Lowell had a consultation with Brian Dalton, MD, a general surgeon with North Florida Surgeons affiliated with Baptist Medical Center Beaches, who diagnosed him with an anterior abdominal wall hernia.
This type of hernia is a tear or area of weakness in the abdominal wall that may allow the interior abdominal lining or sections of the intestine to poke through.
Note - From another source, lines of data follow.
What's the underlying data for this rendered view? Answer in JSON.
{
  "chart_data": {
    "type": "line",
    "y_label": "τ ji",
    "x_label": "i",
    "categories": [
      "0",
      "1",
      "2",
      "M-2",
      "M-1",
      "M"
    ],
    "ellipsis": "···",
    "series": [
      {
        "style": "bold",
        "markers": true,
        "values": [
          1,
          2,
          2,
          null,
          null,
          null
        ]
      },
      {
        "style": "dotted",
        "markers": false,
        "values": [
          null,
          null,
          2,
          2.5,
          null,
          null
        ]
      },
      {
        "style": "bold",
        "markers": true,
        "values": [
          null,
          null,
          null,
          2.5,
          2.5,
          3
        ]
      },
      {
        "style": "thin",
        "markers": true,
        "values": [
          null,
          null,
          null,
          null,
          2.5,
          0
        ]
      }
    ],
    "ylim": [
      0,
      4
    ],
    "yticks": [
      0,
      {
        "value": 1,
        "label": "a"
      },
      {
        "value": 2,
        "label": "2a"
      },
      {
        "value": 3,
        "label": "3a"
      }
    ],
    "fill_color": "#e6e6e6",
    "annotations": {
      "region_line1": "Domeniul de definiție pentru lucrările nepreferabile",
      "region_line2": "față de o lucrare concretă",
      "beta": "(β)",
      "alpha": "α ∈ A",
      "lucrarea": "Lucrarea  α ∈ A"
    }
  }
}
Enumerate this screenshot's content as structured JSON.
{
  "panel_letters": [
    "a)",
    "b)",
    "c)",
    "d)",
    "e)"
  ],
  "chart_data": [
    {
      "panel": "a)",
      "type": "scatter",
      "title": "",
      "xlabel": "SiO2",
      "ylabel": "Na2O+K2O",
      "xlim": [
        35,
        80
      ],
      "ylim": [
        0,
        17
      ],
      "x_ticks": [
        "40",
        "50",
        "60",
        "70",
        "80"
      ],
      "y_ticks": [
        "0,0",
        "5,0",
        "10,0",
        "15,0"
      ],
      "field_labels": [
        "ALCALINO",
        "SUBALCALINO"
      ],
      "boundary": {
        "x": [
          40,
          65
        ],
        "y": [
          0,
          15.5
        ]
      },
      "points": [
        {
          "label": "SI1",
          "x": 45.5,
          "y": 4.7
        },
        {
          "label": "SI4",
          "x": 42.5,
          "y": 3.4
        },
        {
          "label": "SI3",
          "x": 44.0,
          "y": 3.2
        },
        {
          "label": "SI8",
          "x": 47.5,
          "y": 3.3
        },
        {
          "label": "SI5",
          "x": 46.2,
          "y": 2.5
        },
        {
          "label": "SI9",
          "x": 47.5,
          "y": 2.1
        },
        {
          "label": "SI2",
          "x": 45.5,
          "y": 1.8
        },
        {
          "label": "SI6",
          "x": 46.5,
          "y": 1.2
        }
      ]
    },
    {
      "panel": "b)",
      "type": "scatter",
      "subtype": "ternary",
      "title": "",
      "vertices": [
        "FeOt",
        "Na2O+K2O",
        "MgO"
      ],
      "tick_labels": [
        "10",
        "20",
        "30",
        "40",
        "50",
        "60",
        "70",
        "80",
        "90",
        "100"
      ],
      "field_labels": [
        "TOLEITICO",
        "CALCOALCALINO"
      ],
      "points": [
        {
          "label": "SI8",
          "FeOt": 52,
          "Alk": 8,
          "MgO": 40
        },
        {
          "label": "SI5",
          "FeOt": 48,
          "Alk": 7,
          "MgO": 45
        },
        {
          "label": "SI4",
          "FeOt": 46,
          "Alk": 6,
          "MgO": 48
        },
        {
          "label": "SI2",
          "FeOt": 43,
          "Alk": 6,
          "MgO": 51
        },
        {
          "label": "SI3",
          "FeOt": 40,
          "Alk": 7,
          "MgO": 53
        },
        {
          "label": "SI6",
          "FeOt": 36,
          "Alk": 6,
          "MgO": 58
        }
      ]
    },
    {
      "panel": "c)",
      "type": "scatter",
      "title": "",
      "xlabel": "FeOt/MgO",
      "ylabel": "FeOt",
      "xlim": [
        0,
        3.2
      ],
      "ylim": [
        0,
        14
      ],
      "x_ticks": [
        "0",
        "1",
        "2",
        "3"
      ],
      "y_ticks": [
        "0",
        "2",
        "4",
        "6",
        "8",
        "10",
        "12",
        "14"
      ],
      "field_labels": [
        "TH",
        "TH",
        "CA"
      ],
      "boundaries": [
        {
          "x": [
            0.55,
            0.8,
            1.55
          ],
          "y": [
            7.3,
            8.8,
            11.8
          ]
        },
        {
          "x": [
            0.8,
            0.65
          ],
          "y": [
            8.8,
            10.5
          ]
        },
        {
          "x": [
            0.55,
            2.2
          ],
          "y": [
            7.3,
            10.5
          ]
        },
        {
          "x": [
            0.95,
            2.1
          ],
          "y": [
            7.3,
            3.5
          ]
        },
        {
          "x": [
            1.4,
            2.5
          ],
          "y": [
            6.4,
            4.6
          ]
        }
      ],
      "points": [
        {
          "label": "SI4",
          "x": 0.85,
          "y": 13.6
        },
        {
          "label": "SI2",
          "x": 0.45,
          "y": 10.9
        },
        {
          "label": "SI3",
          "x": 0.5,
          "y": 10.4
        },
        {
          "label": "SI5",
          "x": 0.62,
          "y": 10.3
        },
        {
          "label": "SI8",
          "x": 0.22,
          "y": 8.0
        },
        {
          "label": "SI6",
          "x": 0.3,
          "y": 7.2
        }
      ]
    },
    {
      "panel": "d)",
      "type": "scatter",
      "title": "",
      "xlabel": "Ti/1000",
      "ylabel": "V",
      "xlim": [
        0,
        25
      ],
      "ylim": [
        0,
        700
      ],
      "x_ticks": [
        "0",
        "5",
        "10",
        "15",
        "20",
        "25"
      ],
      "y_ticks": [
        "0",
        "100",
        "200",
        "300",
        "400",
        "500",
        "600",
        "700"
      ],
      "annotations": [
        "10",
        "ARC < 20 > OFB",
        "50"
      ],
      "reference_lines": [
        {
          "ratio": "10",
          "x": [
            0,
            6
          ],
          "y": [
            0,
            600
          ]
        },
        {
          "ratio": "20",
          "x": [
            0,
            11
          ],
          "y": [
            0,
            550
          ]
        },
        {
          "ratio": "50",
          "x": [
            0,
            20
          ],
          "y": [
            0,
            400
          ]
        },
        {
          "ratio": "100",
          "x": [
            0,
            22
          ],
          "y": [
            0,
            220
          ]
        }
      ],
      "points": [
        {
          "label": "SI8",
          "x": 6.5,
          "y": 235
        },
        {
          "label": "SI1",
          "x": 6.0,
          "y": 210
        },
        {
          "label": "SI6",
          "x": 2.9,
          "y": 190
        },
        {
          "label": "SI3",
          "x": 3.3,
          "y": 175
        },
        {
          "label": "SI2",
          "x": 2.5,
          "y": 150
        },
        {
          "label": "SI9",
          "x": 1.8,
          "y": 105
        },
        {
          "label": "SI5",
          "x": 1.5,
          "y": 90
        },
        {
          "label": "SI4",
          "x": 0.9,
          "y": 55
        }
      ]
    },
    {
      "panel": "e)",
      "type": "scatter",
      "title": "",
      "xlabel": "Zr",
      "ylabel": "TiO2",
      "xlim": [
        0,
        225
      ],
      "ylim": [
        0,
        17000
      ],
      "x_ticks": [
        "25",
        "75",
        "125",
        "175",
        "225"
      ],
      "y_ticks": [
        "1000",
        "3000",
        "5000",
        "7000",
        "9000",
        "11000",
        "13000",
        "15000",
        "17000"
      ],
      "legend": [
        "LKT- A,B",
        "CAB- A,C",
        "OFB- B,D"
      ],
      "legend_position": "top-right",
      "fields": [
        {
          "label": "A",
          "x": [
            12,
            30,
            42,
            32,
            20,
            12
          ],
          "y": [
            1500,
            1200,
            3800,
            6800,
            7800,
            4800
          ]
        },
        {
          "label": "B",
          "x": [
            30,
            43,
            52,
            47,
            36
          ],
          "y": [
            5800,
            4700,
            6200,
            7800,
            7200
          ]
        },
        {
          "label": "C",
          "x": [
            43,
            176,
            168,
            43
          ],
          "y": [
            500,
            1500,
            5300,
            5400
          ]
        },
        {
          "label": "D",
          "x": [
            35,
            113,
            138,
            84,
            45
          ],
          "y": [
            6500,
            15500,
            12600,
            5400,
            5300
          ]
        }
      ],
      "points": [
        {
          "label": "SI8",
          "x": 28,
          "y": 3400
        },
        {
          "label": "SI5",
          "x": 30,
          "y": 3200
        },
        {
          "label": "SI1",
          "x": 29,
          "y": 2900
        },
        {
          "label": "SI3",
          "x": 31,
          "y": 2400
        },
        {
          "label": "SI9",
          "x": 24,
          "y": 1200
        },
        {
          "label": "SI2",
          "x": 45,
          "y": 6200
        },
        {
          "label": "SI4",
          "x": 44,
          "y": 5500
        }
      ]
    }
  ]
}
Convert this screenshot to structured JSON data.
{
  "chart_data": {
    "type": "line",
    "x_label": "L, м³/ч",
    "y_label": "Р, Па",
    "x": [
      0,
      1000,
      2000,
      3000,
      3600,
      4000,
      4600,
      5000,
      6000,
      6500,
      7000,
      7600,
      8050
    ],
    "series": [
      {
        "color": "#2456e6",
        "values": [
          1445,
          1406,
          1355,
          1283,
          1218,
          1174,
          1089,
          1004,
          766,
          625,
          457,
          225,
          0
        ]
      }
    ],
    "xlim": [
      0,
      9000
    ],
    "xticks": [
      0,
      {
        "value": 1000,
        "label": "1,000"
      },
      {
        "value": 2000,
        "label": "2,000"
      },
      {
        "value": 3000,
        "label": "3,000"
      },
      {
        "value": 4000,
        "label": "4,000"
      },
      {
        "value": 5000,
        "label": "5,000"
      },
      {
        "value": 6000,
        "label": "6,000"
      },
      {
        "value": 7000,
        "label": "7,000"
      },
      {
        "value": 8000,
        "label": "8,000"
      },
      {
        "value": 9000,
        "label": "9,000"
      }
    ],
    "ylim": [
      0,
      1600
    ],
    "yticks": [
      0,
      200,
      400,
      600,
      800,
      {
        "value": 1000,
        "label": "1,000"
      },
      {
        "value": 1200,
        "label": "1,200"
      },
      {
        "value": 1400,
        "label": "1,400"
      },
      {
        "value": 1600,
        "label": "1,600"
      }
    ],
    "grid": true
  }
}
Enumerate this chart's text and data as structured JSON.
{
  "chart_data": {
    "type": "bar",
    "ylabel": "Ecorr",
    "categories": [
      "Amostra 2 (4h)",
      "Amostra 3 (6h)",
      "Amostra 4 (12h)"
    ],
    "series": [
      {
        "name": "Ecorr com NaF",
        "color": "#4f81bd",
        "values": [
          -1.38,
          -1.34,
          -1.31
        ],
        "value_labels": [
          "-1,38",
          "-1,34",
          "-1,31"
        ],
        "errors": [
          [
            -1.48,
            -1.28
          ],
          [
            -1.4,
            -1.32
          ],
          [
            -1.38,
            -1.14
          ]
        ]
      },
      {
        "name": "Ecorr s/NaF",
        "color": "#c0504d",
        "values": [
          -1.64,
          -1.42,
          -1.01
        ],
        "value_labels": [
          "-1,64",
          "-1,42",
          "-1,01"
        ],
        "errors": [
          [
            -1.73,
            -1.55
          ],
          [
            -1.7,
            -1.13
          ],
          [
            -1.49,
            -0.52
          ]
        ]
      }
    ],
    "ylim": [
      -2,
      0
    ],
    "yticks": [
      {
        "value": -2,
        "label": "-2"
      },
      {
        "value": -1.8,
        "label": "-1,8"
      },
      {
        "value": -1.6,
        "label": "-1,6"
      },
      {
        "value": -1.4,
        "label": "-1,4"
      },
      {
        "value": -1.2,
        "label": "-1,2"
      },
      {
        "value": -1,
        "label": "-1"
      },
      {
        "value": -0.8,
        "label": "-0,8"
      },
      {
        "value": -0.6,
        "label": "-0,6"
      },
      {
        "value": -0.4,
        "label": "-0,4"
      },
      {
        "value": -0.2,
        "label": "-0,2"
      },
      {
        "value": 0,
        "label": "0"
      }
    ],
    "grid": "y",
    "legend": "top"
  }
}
An abdominal wall hernia causes visible bulging but little or no discomfort.
Surgery is often recommended for these types of hernias to reduce the risk of strangulation, which occurs when the hernia blocks off the blood supply, usually to the intestines.
Surgery is often recommended for these types of hernias, especially if the hernia becomes painful of lifestyle limiting, to reduce the risk of strangulation, which occurs when the hernia blocks off the blood supply, usually to the intestines.
Some of the most common causes of abdominal wall hernias include heavy lifting, chronic coughing and straining during bowel movements. The diagnosis is typically made by physical examination. Abdominal hernias are very common, particularly among men.
“My first visit to Dr. Dalton was amazing. He was very competent and told me exactly what procedure they were going to do,” Lowell said. “They got me scheduled for surgery pretty quickly. It was a very smooth process.”
Lowell underwent minimally invasive surgery to repair his hernia. A few tiny incisions were made in his abdomen, and the surgeon used a robotic surgery system, which has small instruments and cameras to precisely repair the affected area.
The minimally invasive approach offers many advantages, including decreased postoperative pain, fewer complications, reduced risk of infection and less scarring. Most patients go home the same day.
Lowell’s hernia turned out to be very large, requiring an overnight stay in the hospital.
“The nurses and the staff at the hospital were great,” Lowell said. “I can’t say one negative thing about my experience.”
Ten days after surgery, Lowell was back at work.
“I work in a restaurant and I had to be careful about how much weight I picked up,” he said. “But other than that I was able to do my job and my normal activities.”
Now Lowell’s surgery is a distant memory, other than the few small scars that are quickly fading.
“I’m feeling great, and I’m very excited to show off my new belly button,” joked Lowell.